Atraviesas una cortina roja que, en aquel laboratorio, es lo más parecido a una puerta. Lógicamente no sabes a dónde te diriges pero, de momento, alejarte todo lo posible de esa mesa te parece positivo.

Al otro lado de la cortina hay una enorme sala repleta de deambulantes criaturas que miran objetos situados en estanterías o en vitrinas. Una de las criaturas recibe un objeto a cambio de varias monedas triangulares que otra criatura guarda en una caja registradora.

Entonces te aclaras. ¡Después de todo, no estabas en un laboratorio! Te hallabas en el almacén de una gran tienda de esos seres. Y los del interior intentaban calcular cuántas monedas triangulares podían pedir por ti.

Al correr por la tienda, provocas un gran revuelo. Las criaturas emiten agudos gritos y se alejan de ti.
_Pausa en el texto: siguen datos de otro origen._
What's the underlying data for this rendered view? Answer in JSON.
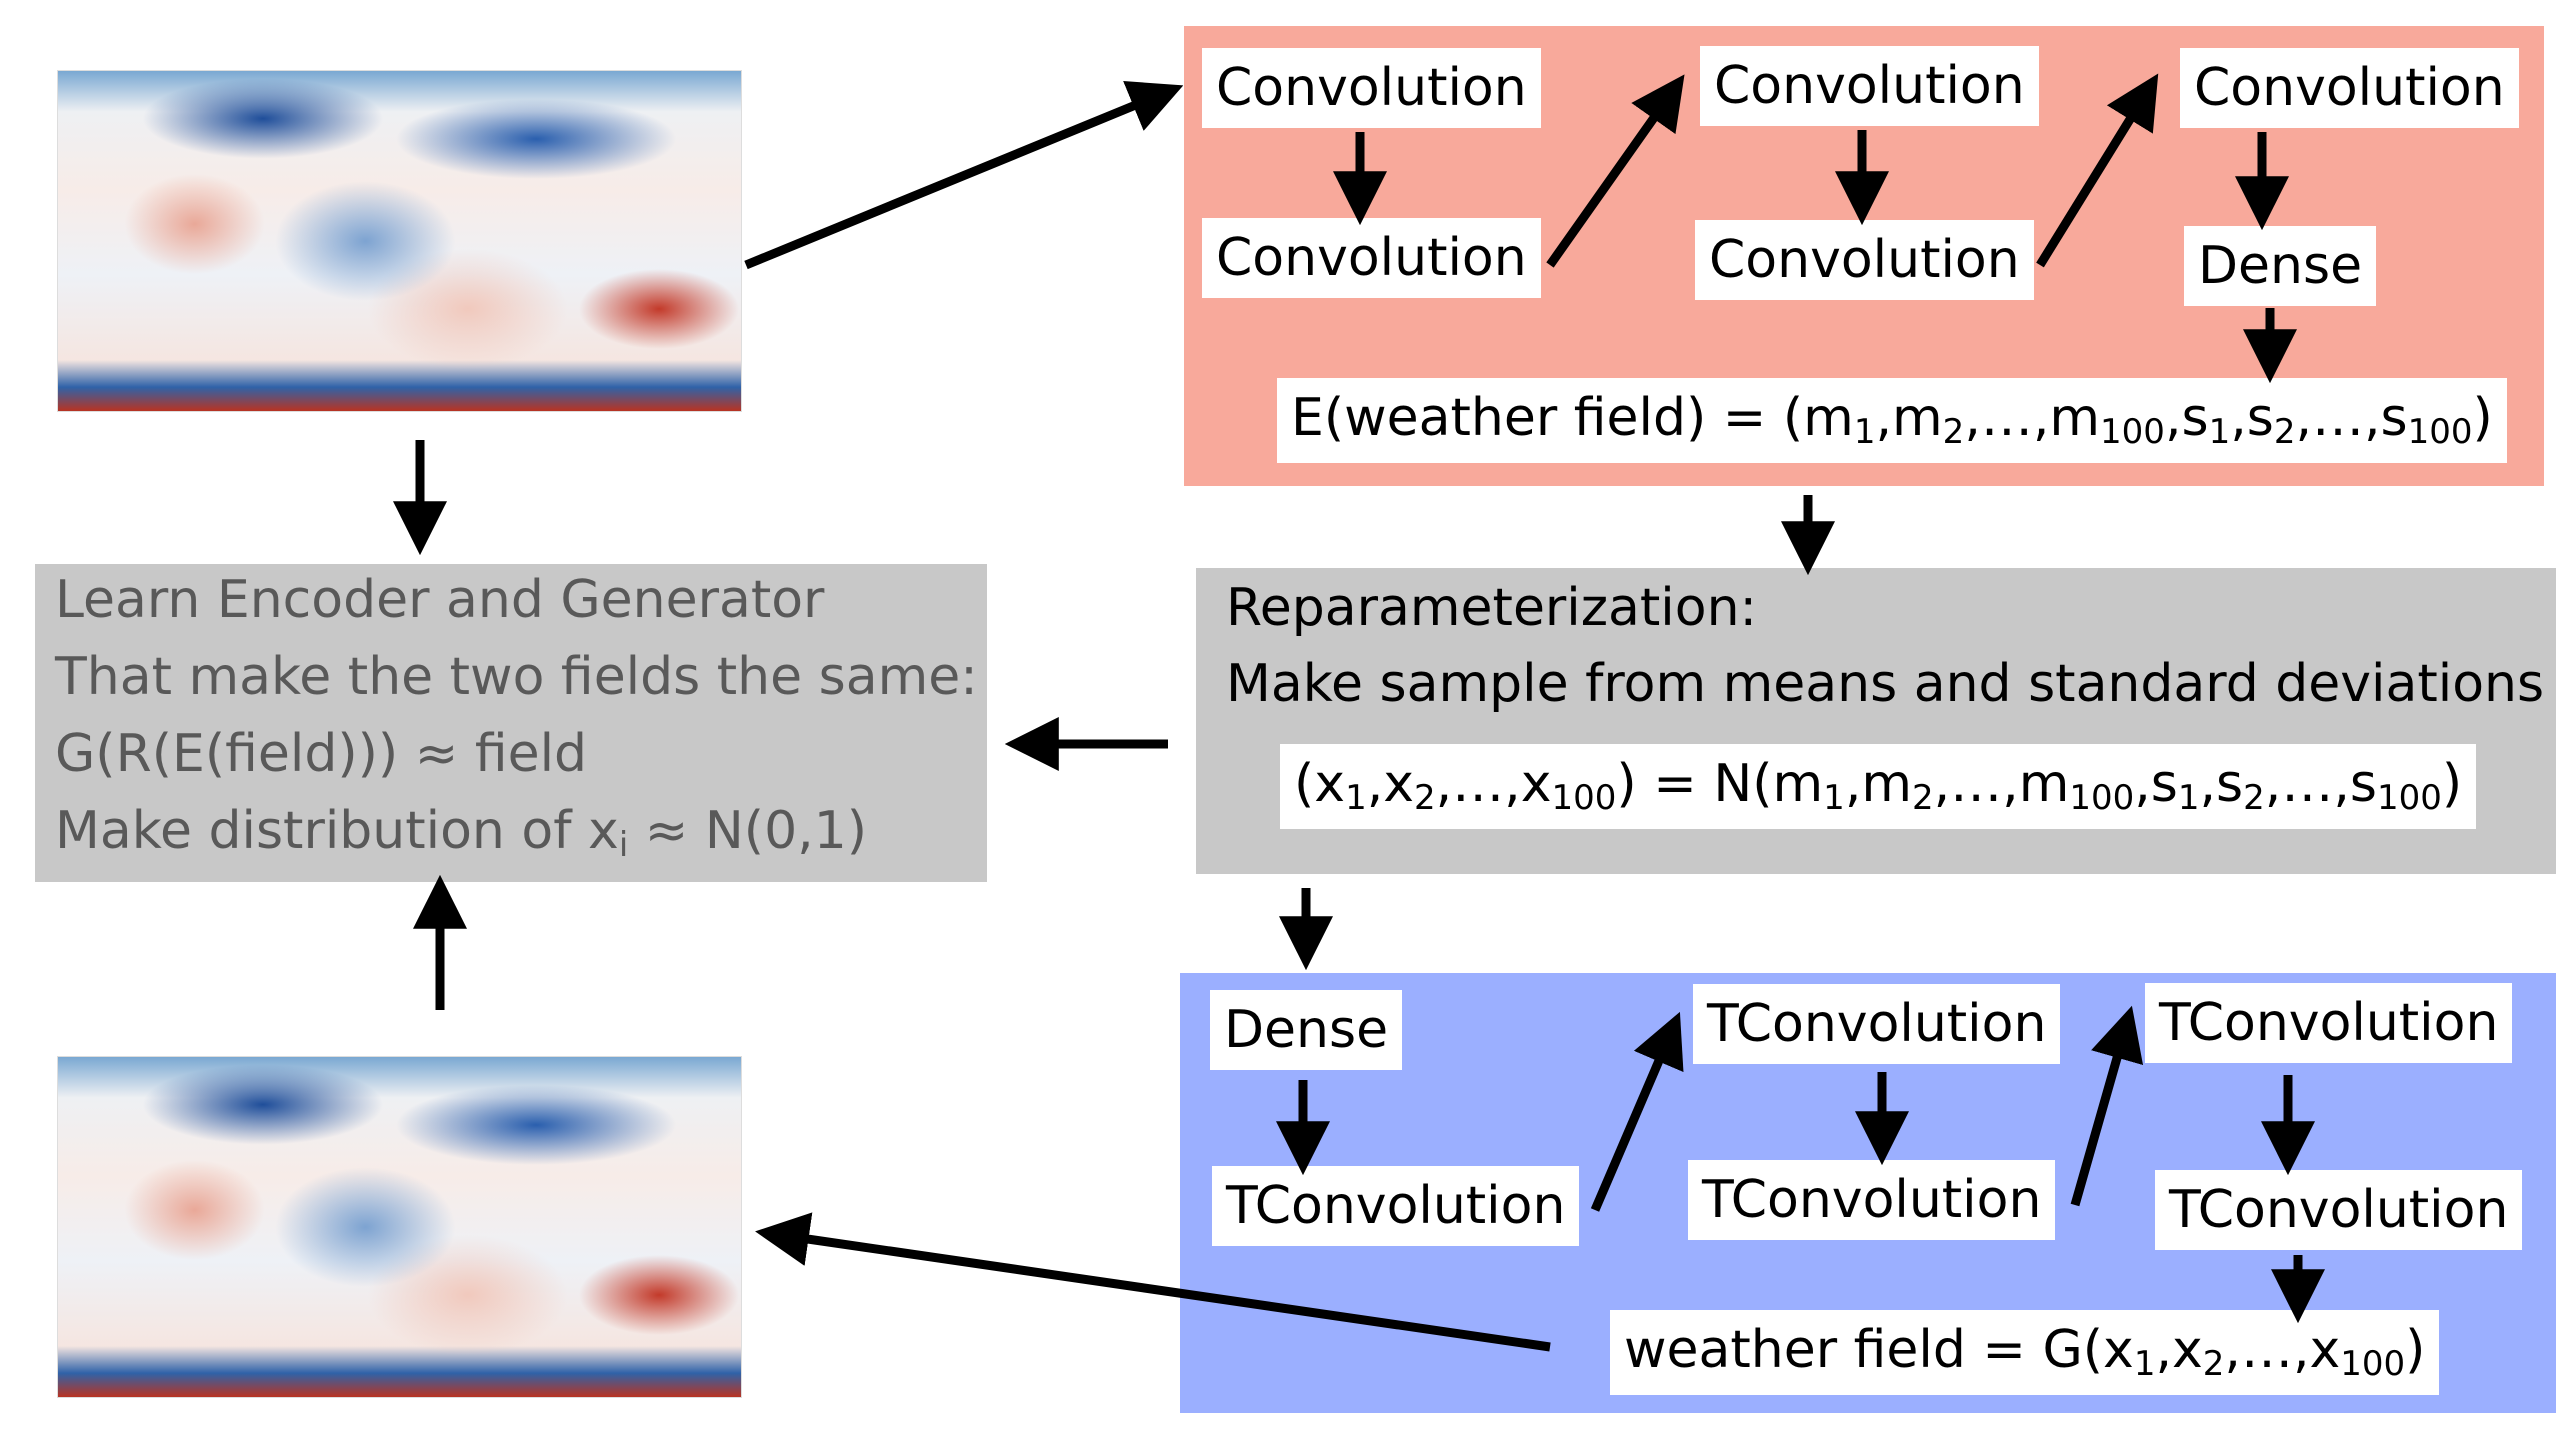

Uno se desmaya y cae al suelo con un repugnante gorgoteo.

Parece que tienen miedo de tocarte. Tu presencia en el exterior del edificio crea un caos aún mayor, los seres parecidos a babosas se dispersan y ocultan.

Te inhibes de ellos. Quedas fascinado por el sol de esta dimensión: una gigantesca estrella roja.

Ignoras si puedes desplazarte de una dimensión a otra, pero no tienes más remedio que intentarlo antes de que los seres decidan rociarte con su versión del insecticida.

Será mejor que regreses a La Luna, allí estabas en la pista correcta.